Low end quad core may not be enough either. I'm suggesting that as a minimum to get perhaps to 720p.
Video performance is dependent on many factors. It's a true "weakest link" scenario that involves CPU (including internal cahe size) power, available memory, network capacity, hard drive speed, and upload bandwidth from and download bandwith at the recieving end. Can't begin to tell you how often I've explained this to users who think there is something wrong with Subsonic. Stop and think how often you get a Youtube video that buffers even with their resources. The typical home network has nowhere near that capacity, yet I often see users post that they think poor video performance = somthing wrong with Subsonic.
After several years of isolating and tweaking each link in the chain, I've finally got what I think are acceptable results on my video server that has dual quad core xeons running at 2.83GHz, 16 GB ram, dual nics aggregated, gigabit lan, connected to the outside with 35/35Mbps Verizon Fios.
Granted your levels of acceptable performance might be found at a less powerful level depending on your useage and typical resolution of the native video. I primarily use Subsonic video for access to recorded TV over the internet when I'm not at home. That's at 1080i. It works well as long as I can get a decent download speed from the remote location.
Can setup and minor tweaks affect things? Yes, certainly, but not to the degree where it will totally compensate for any hardware or bandwidth issues. For video transcoding you need raw power.
That's why I often advise users that have lower power servers should preformat the videos to flv or mp4 and turn off the transcoding and just pass the video directly to JW player or the phone (flv). That way you're only dealing with bandwidth delivery issues and the CPU power is eliminated from the equation. I ran several tests comparing both approaches and it's incredible to see the difference. Preformatted video delivered directly without transcoding drops CPU use to so negligible you won't see it while you monitor the CPU useage compared to seeing it pegged out when transcoding.

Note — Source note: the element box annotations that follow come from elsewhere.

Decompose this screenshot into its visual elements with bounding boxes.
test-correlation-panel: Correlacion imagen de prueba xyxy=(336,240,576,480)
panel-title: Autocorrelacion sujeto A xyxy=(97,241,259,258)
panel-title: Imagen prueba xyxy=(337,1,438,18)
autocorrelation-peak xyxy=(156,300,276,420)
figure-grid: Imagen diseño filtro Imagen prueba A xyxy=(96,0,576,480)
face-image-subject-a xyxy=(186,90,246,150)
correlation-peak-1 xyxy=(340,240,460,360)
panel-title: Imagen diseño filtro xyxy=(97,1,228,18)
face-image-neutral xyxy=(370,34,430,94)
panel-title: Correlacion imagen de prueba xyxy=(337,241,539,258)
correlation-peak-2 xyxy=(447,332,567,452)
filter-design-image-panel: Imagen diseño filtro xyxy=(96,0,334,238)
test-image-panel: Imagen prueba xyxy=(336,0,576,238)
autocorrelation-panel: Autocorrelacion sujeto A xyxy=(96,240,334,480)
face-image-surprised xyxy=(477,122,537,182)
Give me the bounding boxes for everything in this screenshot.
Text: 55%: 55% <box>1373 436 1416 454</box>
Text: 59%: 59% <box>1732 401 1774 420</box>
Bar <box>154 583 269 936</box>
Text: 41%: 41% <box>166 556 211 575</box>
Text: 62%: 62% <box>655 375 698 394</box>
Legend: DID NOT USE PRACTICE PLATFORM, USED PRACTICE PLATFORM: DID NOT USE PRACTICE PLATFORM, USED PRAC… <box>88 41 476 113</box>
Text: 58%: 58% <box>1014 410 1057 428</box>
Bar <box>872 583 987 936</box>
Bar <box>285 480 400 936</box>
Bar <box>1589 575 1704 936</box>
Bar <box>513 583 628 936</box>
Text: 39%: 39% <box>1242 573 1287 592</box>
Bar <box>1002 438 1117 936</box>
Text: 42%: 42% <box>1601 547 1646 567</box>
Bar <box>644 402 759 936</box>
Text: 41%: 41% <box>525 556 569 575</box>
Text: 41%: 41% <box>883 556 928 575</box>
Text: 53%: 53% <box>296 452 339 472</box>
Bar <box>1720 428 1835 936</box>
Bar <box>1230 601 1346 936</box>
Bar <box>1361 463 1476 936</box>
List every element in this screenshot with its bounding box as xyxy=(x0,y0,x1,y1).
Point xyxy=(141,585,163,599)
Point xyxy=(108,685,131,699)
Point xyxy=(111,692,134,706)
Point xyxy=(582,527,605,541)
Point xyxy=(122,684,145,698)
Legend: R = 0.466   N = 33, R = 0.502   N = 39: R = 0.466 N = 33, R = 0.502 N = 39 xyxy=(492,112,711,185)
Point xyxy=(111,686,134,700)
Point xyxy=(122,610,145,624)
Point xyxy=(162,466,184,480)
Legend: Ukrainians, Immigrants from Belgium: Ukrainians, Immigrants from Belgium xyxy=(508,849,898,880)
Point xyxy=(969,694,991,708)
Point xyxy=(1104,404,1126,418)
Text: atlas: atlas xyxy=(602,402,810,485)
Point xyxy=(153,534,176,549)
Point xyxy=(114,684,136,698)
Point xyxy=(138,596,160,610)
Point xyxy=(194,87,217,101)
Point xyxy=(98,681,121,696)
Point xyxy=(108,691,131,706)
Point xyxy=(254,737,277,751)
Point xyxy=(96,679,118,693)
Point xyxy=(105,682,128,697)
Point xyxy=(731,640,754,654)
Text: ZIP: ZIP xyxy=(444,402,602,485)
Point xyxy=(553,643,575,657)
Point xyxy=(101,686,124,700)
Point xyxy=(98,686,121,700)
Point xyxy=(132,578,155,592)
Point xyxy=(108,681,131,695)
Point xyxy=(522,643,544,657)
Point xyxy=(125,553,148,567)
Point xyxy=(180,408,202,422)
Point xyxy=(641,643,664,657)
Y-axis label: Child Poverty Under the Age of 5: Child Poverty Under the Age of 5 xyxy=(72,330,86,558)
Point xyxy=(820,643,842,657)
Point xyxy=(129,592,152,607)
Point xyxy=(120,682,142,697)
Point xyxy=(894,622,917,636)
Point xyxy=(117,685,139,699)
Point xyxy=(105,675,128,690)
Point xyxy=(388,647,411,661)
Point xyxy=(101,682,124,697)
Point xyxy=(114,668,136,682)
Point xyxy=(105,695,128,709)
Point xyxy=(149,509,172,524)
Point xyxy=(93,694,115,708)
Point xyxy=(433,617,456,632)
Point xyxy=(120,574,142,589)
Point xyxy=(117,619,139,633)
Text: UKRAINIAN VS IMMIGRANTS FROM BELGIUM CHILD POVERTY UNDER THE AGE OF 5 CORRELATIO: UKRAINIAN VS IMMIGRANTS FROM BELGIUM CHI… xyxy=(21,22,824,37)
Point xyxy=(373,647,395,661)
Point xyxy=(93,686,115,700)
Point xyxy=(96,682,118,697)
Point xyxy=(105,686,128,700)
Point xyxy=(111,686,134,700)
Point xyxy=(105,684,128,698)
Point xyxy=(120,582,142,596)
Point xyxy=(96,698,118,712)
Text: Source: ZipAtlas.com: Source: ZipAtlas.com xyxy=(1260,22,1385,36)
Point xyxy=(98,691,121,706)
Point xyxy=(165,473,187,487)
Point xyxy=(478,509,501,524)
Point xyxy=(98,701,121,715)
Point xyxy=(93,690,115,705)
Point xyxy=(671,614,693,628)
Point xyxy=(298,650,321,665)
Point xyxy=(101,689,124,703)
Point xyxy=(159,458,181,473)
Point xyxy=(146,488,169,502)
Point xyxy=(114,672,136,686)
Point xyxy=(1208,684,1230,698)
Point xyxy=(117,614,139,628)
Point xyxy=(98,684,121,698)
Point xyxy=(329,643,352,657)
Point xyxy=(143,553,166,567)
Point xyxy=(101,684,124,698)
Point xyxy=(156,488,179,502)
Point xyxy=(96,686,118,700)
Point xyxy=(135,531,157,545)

Everyone complains that it takes to long to preformat the video. Sure, because then you see how hard the CPU has to work to make the conversion when reformatting. Well that's exactly what you do repeatedly when you ask the server to do on demand transcoding. It's the same issue - it takes a ton of resources. You can do it once deliver many times easily, or struggle every time you play back a video.
I have software that can monitor a directory and automatically convert files to desired formats at predefined load limits in the background and then store the result in a seperate directory thus automating the process, but it's a tedious configuration that I don't use now that I have the server power.
Bottom line - if you're having trouble with video, it's not inherently a Subsonic flaw, but more likely a hardware horsepower issue.